Glycated albumin is a useful marker for early screening of undiagnosed prediabetes and diabetes in patients presenting to a metropolitan emergency department.

Background: Glycated albumin (GA) is formed from the non-enzymatic reaction of glucose with lysine residues of the albumin molecule. Its concentration reflects glycaemia in the preceding 3 weeks and has been proposed as an alternative marker in conditions when HbA1c is not accurate.

Methods: Patients presenting to the emergency department of a small metropolitan hospital were screened for diabetes and prediabetes using HbA1c, glycated albumin and fructosamine.

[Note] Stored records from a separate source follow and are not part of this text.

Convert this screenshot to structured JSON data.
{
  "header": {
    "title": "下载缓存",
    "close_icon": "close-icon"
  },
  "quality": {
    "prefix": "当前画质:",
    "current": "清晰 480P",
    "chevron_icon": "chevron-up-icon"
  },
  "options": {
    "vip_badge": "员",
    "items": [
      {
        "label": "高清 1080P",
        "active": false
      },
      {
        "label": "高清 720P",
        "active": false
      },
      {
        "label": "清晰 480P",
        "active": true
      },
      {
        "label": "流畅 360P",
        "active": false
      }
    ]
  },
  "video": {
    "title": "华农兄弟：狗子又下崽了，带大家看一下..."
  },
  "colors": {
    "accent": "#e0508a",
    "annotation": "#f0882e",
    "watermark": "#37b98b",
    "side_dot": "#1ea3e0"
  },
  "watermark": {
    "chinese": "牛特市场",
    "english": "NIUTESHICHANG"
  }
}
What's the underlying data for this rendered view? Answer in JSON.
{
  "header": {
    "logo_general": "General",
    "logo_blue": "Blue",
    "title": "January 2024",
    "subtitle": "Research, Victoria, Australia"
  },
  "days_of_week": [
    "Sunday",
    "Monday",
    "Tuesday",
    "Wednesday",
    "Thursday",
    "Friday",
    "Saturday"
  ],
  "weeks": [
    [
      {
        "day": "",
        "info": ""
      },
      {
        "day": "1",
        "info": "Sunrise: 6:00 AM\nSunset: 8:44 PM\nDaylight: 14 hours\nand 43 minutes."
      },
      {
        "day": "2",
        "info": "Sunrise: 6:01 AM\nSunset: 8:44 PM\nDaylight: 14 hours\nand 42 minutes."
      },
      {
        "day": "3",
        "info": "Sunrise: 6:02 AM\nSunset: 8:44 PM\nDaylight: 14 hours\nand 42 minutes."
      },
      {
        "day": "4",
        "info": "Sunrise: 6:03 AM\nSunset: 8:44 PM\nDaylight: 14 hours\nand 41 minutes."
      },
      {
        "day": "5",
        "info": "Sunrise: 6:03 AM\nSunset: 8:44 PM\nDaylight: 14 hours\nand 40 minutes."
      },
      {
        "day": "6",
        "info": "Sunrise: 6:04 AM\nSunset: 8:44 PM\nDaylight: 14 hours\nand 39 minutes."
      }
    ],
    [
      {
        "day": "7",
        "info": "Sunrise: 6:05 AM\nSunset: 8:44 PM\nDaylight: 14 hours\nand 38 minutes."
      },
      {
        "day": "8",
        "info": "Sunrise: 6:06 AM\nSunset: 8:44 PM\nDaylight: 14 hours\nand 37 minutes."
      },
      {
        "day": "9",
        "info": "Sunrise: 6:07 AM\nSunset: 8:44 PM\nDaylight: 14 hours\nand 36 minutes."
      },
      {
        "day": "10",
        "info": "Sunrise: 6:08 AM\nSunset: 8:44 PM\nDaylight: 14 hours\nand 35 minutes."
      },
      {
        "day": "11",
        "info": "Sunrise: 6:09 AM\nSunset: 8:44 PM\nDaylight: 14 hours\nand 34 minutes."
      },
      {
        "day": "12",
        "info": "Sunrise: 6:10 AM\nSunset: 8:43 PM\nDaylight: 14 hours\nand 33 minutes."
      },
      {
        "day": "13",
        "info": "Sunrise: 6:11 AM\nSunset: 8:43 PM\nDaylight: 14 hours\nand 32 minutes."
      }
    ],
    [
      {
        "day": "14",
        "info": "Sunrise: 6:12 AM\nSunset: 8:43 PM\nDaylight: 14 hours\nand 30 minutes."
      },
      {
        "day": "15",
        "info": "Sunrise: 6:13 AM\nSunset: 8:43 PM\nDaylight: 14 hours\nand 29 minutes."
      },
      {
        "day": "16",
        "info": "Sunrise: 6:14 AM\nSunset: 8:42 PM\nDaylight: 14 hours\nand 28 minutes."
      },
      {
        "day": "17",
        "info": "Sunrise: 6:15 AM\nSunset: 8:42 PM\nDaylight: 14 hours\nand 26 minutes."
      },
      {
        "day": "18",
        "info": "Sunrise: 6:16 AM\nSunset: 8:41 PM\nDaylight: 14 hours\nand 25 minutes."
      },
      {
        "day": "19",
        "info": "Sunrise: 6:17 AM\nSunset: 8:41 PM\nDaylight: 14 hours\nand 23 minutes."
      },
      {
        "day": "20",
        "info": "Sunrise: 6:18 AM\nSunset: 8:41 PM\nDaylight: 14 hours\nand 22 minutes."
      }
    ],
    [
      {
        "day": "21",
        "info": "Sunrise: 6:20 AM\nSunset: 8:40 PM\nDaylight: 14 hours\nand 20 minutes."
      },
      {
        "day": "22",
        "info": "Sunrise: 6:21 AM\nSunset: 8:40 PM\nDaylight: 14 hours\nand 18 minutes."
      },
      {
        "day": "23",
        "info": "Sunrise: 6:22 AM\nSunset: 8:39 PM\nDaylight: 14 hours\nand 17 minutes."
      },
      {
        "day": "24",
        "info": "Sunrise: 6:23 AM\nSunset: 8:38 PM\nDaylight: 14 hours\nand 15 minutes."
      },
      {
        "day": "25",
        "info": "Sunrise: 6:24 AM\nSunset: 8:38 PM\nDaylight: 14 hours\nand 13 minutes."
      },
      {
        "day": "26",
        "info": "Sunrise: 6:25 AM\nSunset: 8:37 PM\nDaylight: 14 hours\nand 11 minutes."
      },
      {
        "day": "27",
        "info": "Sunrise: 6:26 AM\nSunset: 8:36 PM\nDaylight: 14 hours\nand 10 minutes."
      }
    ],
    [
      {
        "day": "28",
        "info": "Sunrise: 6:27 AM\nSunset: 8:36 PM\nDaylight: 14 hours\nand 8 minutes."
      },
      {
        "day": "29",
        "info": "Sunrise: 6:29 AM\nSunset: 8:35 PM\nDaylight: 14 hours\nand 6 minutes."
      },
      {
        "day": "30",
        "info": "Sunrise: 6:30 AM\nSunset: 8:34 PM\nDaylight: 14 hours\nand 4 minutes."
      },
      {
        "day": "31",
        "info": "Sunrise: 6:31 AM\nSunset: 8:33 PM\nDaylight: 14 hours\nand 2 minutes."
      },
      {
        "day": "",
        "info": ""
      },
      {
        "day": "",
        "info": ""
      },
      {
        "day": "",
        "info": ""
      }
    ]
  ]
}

Results: Our in-house derived reference interval in adults >18 years old was 163 to 280 mmol/mol (9.2-15.8 %). GA levels in chronic kidney disease and hypoalbuminaemia patients were not different from non-diabetic, apparently healthy group. GA and fructosamine were found to be equally good at identifying patients at risk of prediabetes and diabetes. A GA level of ≥274 mmol/mol (16 %) had a diagnostic sensitivity and specificity of 65 % and 77 % in identifying prediabetes risk (AUC = 0.709) and GA ≥ 308 mmol/mol (17 %) had a sensitivity of 76 % and specificity of 92 % in identifying those at risk of diabetes (AUC = 0.863). GA has a poor correlation with HbA1c (R = 0.410) and a GA of 458 mmol/mol (26 %) equated to an HbA1c of 48 mmol/mol (7 %).

Conclusion: Our study provides further evidence that GA can be used as an effective mid-term glycaemic marker in screening for prediabetes and diabetes in patients presenting to the emergency department.